Right now! Write now! This window of opportunity closes at month’s end, and you know how fast time flies: email@example.com.
Add 1 or 2 to Our 101 Ways to Have Fun
While you’re at it, you could send me your ideas for your favorite ways to have fun in contemporary Chesapeake summers. In 18 years of annually reinventing 101 pleasures, we may have missed one or two — perhaps even your favorite. Please set us straight and fill out our list. I eagerly await receipt of your suggested ways to get out and into the wonders of our place, our time. Either offer the topic, or write up your ways in brief essays (200 or so words) explaining what and how and where and why — and with what special equipment. Ideally, you’ll send a couple of photos, as well.
Everybody’s a Writer
I need your help, as my desk has disappeared under the new books by Bay Weekly contributors and story subjects. Poetry? Janice Lynch Schuster, Elisavietta Ritchie and Grace Cavalieri. Autobiography? Helena and Eugene Melnitchenko. Mystery? Donald Shomette, author of a dozen scholarly books of regional history. Adventure? Steve Carr. Reflection? Elizabeth Ayres, whose book Invitation to Wonder is reviewed in this week’s paper.
The names are familiar because in these pages you’ve read stories by and about them.

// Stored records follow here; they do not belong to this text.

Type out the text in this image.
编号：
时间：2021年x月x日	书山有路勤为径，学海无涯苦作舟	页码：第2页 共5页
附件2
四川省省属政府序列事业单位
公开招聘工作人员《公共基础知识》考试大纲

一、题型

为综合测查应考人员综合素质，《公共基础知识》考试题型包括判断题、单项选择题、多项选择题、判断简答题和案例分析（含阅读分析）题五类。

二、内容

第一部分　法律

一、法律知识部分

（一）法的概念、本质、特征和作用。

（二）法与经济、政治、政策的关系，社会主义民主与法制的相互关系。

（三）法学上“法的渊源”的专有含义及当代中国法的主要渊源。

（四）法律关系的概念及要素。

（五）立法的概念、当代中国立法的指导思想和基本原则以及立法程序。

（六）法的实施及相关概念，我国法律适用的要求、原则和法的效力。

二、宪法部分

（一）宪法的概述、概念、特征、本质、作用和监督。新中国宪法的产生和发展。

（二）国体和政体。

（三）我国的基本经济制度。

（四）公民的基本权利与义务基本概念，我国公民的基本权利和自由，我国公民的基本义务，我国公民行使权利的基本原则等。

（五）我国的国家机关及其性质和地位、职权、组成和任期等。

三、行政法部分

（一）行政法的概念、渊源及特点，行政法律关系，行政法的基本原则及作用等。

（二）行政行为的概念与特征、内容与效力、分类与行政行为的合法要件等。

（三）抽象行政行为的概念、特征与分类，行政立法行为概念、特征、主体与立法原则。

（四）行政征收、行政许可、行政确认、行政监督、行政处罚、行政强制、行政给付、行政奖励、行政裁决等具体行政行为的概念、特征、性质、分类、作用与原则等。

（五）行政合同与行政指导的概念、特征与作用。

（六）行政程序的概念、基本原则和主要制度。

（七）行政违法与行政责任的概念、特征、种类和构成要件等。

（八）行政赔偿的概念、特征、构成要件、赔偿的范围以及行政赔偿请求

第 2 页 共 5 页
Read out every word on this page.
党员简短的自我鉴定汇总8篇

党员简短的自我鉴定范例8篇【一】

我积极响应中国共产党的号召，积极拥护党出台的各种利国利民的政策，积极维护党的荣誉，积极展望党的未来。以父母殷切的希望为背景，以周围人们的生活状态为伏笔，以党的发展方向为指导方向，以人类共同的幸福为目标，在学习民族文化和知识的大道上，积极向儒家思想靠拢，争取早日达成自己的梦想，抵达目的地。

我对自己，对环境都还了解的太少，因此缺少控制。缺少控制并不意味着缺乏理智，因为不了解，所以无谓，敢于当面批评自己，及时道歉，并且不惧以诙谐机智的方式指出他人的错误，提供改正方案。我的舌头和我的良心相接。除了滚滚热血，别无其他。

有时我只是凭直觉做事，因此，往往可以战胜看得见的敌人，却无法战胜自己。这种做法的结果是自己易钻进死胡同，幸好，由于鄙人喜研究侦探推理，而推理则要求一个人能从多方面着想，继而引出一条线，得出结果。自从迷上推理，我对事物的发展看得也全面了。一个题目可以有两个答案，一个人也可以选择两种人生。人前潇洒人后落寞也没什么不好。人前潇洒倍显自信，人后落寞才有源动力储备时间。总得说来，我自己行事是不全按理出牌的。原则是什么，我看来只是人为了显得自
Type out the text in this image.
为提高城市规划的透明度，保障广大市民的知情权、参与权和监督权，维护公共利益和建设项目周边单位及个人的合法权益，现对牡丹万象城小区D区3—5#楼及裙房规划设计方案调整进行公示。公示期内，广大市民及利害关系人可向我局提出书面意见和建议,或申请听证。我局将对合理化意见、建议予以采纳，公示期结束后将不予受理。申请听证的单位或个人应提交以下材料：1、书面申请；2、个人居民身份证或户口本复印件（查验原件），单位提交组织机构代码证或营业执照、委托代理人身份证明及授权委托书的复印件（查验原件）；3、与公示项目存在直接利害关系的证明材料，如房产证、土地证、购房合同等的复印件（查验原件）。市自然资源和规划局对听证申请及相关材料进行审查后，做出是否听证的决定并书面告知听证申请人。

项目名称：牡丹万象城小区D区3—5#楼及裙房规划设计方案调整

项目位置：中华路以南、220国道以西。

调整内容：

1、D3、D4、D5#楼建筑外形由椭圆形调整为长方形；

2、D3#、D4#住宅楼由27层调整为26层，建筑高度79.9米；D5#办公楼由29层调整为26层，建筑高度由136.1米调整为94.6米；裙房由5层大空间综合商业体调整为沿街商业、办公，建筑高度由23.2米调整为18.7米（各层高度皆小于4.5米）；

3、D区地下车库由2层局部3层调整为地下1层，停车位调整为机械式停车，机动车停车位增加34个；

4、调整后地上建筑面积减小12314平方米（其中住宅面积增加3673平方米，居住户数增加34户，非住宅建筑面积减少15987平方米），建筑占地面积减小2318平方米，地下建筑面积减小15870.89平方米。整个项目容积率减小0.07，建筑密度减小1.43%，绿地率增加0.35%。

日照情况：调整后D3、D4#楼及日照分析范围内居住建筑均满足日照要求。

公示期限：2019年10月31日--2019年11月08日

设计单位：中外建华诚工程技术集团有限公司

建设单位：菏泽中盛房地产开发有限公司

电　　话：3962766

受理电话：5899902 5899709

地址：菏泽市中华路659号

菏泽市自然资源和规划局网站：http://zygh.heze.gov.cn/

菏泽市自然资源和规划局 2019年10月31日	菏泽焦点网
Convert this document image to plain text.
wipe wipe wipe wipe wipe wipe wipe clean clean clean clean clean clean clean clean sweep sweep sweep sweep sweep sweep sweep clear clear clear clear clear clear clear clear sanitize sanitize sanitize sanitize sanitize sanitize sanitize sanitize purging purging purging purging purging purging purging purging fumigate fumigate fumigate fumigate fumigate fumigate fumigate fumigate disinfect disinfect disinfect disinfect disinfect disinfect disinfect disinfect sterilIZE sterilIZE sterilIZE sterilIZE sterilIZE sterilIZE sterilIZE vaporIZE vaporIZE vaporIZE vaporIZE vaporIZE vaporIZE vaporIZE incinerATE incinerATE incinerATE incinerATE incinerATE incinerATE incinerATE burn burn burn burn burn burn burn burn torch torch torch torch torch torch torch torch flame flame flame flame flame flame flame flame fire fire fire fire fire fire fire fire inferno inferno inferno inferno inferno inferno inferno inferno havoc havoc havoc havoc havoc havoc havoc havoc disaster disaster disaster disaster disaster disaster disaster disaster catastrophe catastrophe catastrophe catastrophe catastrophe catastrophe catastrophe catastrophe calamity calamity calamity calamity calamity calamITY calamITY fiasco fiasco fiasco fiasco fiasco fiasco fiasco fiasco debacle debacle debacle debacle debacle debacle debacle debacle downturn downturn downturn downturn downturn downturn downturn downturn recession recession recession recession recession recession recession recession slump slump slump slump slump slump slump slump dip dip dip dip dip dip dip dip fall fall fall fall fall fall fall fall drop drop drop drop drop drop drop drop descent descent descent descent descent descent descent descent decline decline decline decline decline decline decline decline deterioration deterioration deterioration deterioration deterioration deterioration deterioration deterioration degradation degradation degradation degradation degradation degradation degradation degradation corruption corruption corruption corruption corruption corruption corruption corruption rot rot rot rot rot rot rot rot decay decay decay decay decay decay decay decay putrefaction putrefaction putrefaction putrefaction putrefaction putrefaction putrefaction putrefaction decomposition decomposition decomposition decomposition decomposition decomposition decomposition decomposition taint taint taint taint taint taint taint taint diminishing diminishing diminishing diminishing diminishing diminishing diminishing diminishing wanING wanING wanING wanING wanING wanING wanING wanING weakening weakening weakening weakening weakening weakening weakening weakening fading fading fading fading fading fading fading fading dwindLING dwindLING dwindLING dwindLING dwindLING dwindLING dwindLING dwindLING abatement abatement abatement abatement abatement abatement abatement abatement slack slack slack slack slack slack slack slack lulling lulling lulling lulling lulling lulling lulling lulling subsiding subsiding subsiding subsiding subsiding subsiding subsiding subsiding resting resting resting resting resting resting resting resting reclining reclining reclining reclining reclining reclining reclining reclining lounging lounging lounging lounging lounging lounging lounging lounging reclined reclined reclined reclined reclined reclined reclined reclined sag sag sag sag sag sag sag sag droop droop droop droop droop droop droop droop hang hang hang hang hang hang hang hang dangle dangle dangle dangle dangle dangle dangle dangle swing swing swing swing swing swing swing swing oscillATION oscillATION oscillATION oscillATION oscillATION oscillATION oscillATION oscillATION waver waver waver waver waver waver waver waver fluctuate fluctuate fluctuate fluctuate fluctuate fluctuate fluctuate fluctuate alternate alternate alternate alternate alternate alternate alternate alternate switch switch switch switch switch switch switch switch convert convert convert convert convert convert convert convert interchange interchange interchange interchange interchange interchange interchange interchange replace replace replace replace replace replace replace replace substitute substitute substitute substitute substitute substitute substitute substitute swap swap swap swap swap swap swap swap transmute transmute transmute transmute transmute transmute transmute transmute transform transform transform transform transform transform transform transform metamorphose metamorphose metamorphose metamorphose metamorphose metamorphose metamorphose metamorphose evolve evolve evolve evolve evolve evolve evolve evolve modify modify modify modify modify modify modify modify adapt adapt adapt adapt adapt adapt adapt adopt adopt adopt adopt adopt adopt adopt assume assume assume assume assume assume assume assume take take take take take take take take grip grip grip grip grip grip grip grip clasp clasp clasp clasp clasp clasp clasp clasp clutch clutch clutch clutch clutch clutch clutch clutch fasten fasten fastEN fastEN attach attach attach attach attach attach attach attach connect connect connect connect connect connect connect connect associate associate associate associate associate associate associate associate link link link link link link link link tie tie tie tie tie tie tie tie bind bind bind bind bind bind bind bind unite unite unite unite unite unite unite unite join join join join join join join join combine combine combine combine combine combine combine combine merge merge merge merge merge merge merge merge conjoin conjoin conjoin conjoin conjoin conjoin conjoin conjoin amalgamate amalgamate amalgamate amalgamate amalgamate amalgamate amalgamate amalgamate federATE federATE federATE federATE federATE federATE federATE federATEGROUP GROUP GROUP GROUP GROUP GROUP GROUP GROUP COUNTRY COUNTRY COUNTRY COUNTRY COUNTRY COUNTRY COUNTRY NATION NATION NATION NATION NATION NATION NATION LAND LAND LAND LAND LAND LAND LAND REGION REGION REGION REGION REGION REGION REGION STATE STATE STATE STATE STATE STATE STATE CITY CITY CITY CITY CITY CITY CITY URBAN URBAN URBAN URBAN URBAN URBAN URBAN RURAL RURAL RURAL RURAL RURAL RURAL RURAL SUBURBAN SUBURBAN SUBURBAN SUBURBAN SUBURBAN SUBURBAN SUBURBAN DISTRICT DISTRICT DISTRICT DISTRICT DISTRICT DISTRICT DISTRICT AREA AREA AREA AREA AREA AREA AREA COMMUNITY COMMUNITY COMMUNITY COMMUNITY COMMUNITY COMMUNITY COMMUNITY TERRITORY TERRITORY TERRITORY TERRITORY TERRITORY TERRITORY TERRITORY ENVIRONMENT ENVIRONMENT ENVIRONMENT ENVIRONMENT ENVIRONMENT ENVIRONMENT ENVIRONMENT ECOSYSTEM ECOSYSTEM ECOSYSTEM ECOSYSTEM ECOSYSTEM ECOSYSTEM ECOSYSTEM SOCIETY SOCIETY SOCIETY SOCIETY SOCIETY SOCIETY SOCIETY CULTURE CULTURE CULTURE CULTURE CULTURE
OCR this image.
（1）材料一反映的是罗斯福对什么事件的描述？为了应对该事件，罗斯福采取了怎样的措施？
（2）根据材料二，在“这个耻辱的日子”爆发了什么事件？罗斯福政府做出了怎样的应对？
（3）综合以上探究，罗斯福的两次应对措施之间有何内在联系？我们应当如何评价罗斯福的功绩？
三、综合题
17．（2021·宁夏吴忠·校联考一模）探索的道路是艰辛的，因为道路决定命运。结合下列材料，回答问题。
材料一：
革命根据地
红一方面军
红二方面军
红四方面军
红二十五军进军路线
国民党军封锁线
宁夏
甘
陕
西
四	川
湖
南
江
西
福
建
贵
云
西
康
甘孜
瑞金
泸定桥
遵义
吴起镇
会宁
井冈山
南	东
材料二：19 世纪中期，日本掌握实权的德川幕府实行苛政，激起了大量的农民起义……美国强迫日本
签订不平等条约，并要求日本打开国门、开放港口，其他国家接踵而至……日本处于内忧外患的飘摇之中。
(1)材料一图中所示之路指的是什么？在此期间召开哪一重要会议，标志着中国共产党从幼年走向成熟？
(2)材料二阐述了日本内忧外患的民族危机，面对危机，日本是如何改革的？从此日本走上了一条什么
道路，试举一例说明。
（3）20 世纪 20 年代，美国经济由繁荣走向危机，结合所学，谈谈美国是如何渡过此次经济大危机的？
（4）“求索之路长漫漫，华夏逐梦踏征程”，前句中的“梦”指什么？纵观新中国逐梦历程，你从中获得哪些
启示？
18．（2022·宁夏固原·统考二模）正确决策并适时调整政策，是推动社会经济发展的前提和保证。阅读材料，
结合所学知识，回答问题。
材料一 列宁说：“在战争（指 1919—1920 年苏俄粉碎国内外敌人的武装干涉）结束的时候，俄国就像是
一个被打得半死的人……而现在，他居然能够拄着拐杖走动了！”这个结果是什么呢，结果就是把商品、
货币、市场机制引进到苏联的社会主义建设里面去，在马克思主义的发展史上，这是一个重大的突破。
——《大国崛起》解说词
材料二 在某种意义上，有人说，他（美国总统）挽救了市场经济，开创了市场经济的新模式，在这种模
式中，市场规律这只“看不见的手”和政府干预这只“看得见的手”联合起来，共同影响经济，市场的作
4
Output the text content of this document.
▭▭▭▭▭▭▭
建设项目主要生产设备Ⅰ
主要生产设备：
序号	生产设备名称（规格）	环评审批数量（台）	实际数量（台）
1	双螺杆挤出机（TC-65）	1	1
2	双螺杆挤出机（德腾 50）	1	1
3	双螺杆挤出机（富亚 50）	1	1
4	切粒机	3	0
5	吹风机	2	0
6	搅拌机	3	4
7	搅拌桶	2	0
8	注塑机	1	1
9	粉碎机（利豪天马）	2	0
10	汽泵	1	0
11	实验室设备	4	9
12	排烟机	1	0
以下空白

The moral? Bay Weekly nourishes writers. Why not you?
Carr’s Writing Triumph
I can’t wait any longer to share news of another writing triumph. Bay Weekly columnist Steve Carr has won the Jansson Prize for Environment Writing, awarded by the Potomac River Association. His 5,000-word essay, Fear the Turtle, on the relationship between property rights and Maryland’s critical areas regulations, is too big to appear in these pages, but we promise you an abridged version.
Victoria Ronan, a Woman Empowering Women
Bay Weekly Advertising Account Executive Victoria Ronan gives us cause to celebrate a triumph of another kind. She is the Calvert County Chamber of Commerce’s 2011 Woman Empowering Women for her range of service to women’s causes … as an Arbonne International distributor, generously donating the company’s environmentally responsible products to the American Cancer Society’s Look Better, Feel Better program; to women in shelter; and to no end of community fundraisers … as cochair of the Chamber’s Women to Women Network … and as Plum Point Elementary School’s room mom, team mom and the PTA’s secretary.